SoftBank-owned Arm continues to dominate the market for the architecture behind low-power, efficient CPUs powering the vast majority of smartphones on the market today. Though Arm doesn't build any products of its own, leaving this up to its wide range of partners, its Cortex line is omnipresent in silicon designs from all the leading players.
Last year Arm upped the performance ante by releasing the Cortex-A76 CPU, offering up to 35 per cent more performance over the previous generation, plus specific improvements for machine learning. Cortex-A76, then, did much to boost single-thread performance over its predecessor.
It's against that backdrop that, a year on, Arm is launching the new-and-improved Cortex-A77 processor. Ostensibly the same as its predecessor from a high-level perspective, Arm's engineers having tweaked the design significantly to increase the instructions-per-clock capability.
The aim, therefore, has been to increase performance, via IPC improvements, without driving up the key limiter: power. So how has Arm been able to claim handsome single-thread improvements without a massive overhaul of the design? Read on.
This block diagram highlights the similarities and architectural improvements over Cortex-A76. Let's take each in turn.
Spending time and resource on this front-end section improves the processor's ability to streamline the flow of instructions going into the fetch, decode and dispatch areas, enabling the processor to feed the execution beast, so to speak.
A great place to start is the branch-prediction unit (BPU), which, as the name suggests, tries to guess where a branch will go. The reason for branching is to keep the processor as busy as possible by executing instructions in a non-serial manner - out-of-order processing - so it's usual for architects to spend a lot of time and effort here. The trade-off of beefing-up the BPU is increased power and silicon area, so it's fine balancing act for a TDP-limited architecture such as Cortex-A77.
Predicting branches and using the MOP
However, because this new Cortex has a more powerful execution core - more on that in a bit - the BPU needs an upgrade, too. As such, Arm doubles the branch-prediction bandwidth, to 64 bytes per cycle, and therefore smooths any unwanted bubbles - where nothing happens during that cycle - from the core engine. There's also some secret sauce that reduces branch mispredicts. Remember, getting it wrong at this first stage means the entire pipeline needs to be flushed, which is costly from a power/performance point of view.

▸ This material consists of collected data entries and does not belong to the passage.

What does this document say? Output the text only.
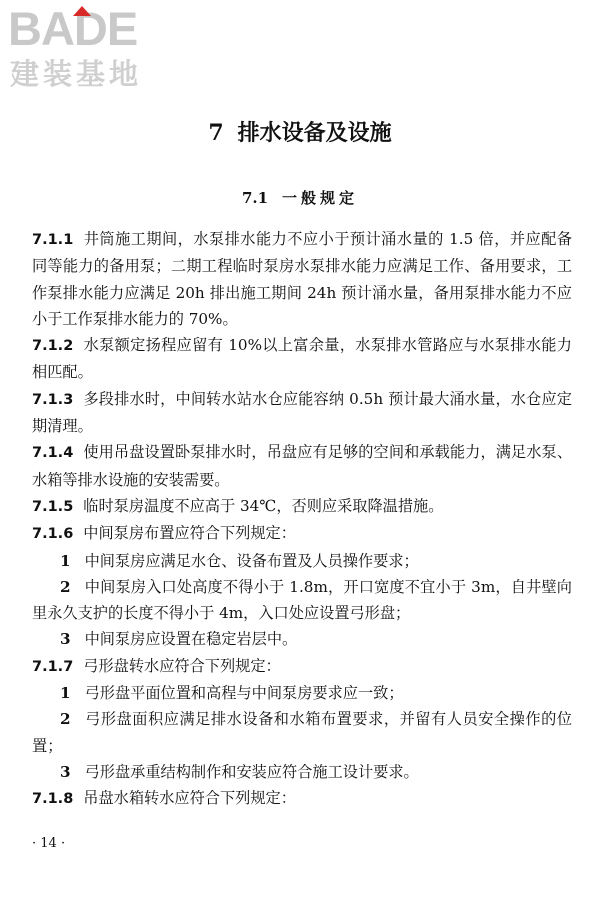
BADE
建装基地
7 排水设备及设施
7.1 一般规定

7.1.1 井筒施工期间，水泵排水能力不应小于预计涌水量的 1.5 倍，并应配备同等能力的备用泵；二期工程临时泵房水泵排水能力应满足工作、备用要求，工作泵排水能力应满足 20h 排出施工期间 24h 预计涌水量，备用泵排水能力不应小于工作泵排水能力的 70%。

7.1.2 水泵额定扬程应留有 10%以上富余量，水泵排水管路应与水泵排水能力相匹配。

7.1.3 多段排水时，中间转水站水仓应能容纳 0.5h 预计最大涌水量，水仓应定期清理。

7.1.4 使用吊盘设置卧泵排水时，吊盘应有足够的空间和承载能力，满足水泵、水箱等排水设施的安装需要。

7.1.5 临时泵房温度不应高于 34℃，否则应采取降温措施。

7.1.6 中间泵房布置应符合下列规定：

1 中间泵房应满足水仓、设备布置及人员操作要求；

2 中间泵房入口处高度不得小于 1.8m，开口宽度不宜小于 3m，自井壁向里永久支护的长度不得小于 4m，入口处应设置弓形盘；

3 中间泵房应设置在稳定岩层中。

7.1.7 弓形盘转水应符合下列规定：

1 弓形盘平面位置和高程与中间泵房要求应一致；

2 弓形盘面积应满足排水设备和水箱布置要求，并留有人员安全操作的位置；

3 弓形盘承重结构制作和安装应符合施工设计要求。

7.1.8 吊盘水箱转水应符合下列规定：

· 14 ·
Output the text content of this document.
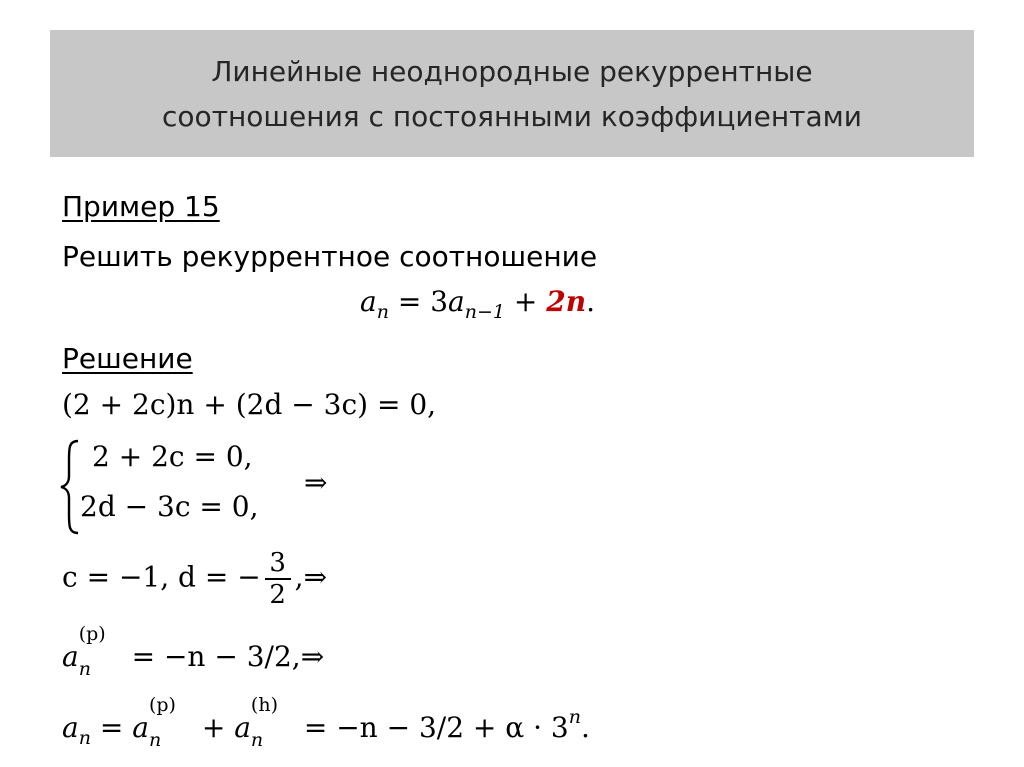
Линейные неоднородные рекуррентные
соотношения с постоянными коэффициентами
Пример 15
Решить рекуррентное соотношение
$a_n = 3a_{n-1} + 2n$.
Решение
(2 + 2c)n + (2d − 3c) = 0,
2 + 2c = 0,
2d − 3c = 0,
⇒
c = −1, d = − $\frac{3}{2}$ ,⇒
a
(p)
n = −n − 3/2,⇒
$a_n = a$
(p)
n + a
(h)
$n = -n - 3/2 + \alpha \cdot 3^n$.
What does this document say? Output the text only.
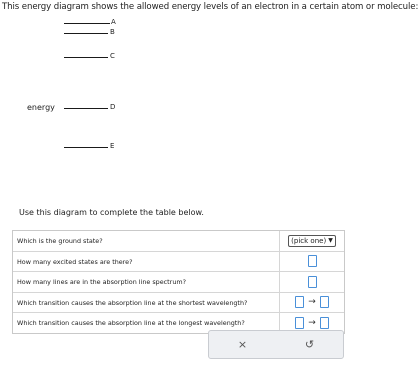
This energy diagram shows the allowed energy levels of an electron in a certain atom or molecule:
energy
A
B
C
D
E
Use this diagram to complete the table below.
Which is the ground state?	(pick one) ▼
How many excited states are there?
How many lines are in the absorption line spectrum?
Which transition causes the absorption line at the shortest wavelength?	→
Which transition causes the absorption line at the longest wavelength?	→
×	↺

In concert, Cortex-A77 has a larger branch target buffer (makes implicit sense), and much larger L1-BTB entry.
The interesting part of the front-end is the presence of the micro-op cache (shown as MOP), also present on the latest x86 processors from Intel and AMD. The MOP's objective is simple, to store/cache instructions as they're decoded. The benefit of this cache is that it enables the fetch part of the design, shown just above, to pull the instruction from the cache and save power by not having to figure out the required instructions from scratch. It also cuts a step off the pipeline, to 10 cycles, so it's a win-win all round.
Of course, pointing out the obvious, the micro-op cache works on instructions 'second time around' (because it's a stored cache) meaning that performance benefits won't be obvious on first-run instructions. Being included in the L1 i-cache, Arm reckons the MOP's 1.5K size (about 6K for regular instruction cache) has a hitrate of around 85 per cent across a wide range of workloads. A MOP cache makes huge sense for power-constrained environments that Arm typically designs for.

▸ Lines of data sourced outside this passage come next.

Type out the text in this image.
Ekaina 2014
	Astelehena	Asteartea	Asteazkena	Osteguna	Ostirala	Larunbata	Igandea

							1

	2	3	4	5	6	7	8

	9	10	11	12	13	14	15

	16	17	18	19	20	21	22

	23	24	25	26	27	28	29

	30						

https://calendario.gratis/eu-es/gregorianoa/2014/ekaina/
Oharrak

One question you might be asking yourself is why Arm didn't introduce a dedicated MOP cache in earlier architectures if it's effective at increasing performance whilst also potentially reducing power? The answer is two-fold: it's not a trivial undertaking and, secondly, the processor performance has to be strong enough to warrant such a cache. Cortex-A77 is the first that Arm deems good enough to more than benefit from the increase in overall silicon footprint.
Wide and smart
Moving along to decode, architecture aficionados will recognise that Arm boosts the dispatch bandwidth by 50 per cent, from four instructions per cycle through to six. That width is preserved through to register rename/dispatch and total dispatch to the execution core rises from eight on Cortex-A76 to 10 here. One needs a larger out-of-order window to accommodate such changes, so it jumps from 128 entries to 160, again feeding the execution beast.
This front-end and mid-part width is no good if you can't use it. Cortex-A77 brings with it a second brand and third arithmetic logic unit (ALU) in order to run more parallel instruction processing. On the top end of the execution core one is looking at a 50 per cent increase in processing - Cortex-A76 has a single branch, dual ALU, and a multi-purpose ALU, therefore missing out on two extra execution opportunities available here. Though not explicitly shown, Cortex-A77 has a second AES pipe, too. It's also worth pointing out that Cortex-A77 uses a unified instruction queue due to increased efficiency.
Another interesting departure is how the memory-management unit functions, and it's an area where Arm makes meaningful gains in performance. First off, compared to its predecessor, Cortex-A77 enables the store-date pipelines direct access to the issue queue - it's represented in the block diagram by the two topmost orange lines in the MMU. What this really means is extra bandwidth, which is always a good thing.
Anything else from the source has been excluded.